Hoe heeft de ramp hun leven beïnvloedt? Stefan: “Van de eerste vier weken weet ik bijna niets meer. Ik ben daarna weer gaan werken, ook om als afleiding te gebruiken.” Iris: “Mijn ouders genoten zo van en stonden midden in het leven en dan is het ineens voorbij.” Simone: “Het was een ongeluk, maar het gebeurt zo weinig dat een vliegtuig neerstort; hoe groot is de kans dat het jouw ouders overkomt? Het kan dus wel degelijk gebeuren. Ik geniet nu nog meer van mijn kinderen en leef met de dag. Ik maak me niet meer druk over onbenullige dingen.” Mirjam: “Ik had vroeger wel eens angst voor bepaalde zaken, maar dat is nu versterkt. Degenen die mij gerust konden stellen, zijn er niet meer.”

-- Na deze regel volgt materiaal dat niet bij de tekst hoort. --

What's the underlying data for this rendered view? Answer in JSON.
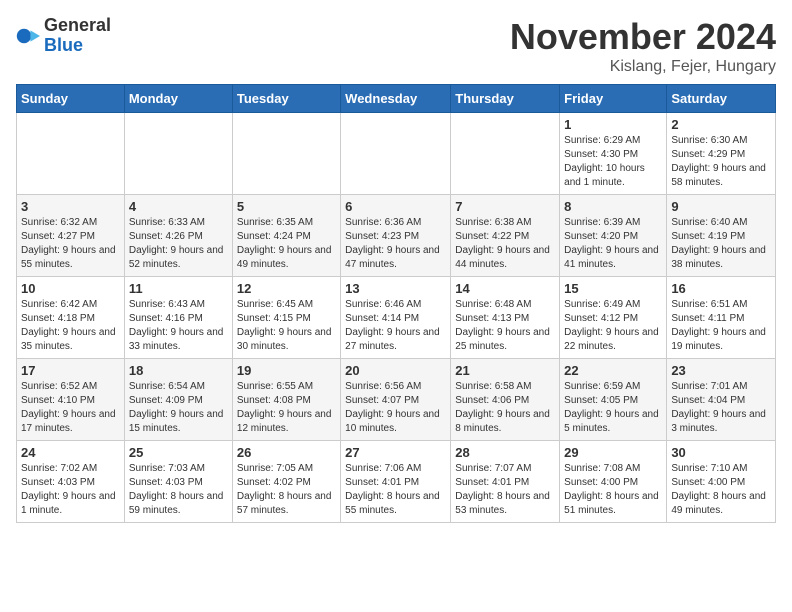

Nog altijd is de nasleep van het ongeluk niet afgerond. Begin 2011 ontvangen de nabestaanden een catalogus met foto’s en omschrijvingen van de spullen die op de rampplek zijn gevonden. De vier hopen met name dat ze een SD-card van een fotocamera mogen ontvangen: “Het zou geweldig zijn om nog wat fotomateriaal te kunnen zien.”

Link

Hoe kijken de vier naar de jaarwisseling en het nieuwe jaar 2011 dat er aan zit te komen? Simone: “Ik dacht eerst dat ik dit jaar zo snel mogelijk achter me wilde laten, maar nu we dichter bij het einde van het jaar komen, vraag ik me af of ik het wel wil afsluiten.” Iris: “De jaarwisseling wordt voor mij heel moeilijk, want het jaar waarin mijn ouders nog geleefd hebben, is dan weg. Dit jaar 2010 is een link met mijn ouders.”

Ze kijkt vooruit: “Ik heb veel van mijn ouders meegekregen waar ik steun uit haal, zoals mijn doorzettingsvermogen. Ik ben dankbaar dat mijn ouders in ieder geval samen zijn.” Simone: “Dat is het enige waar ik troost in kan vinden; dat ze geen lang ziektebed hebben gehad.” Stefan besluit: “Als er al iets goeds hieruit is voortgekomen, dan is het dat we als familie een nóg hechtere band hebben, dan er al was.”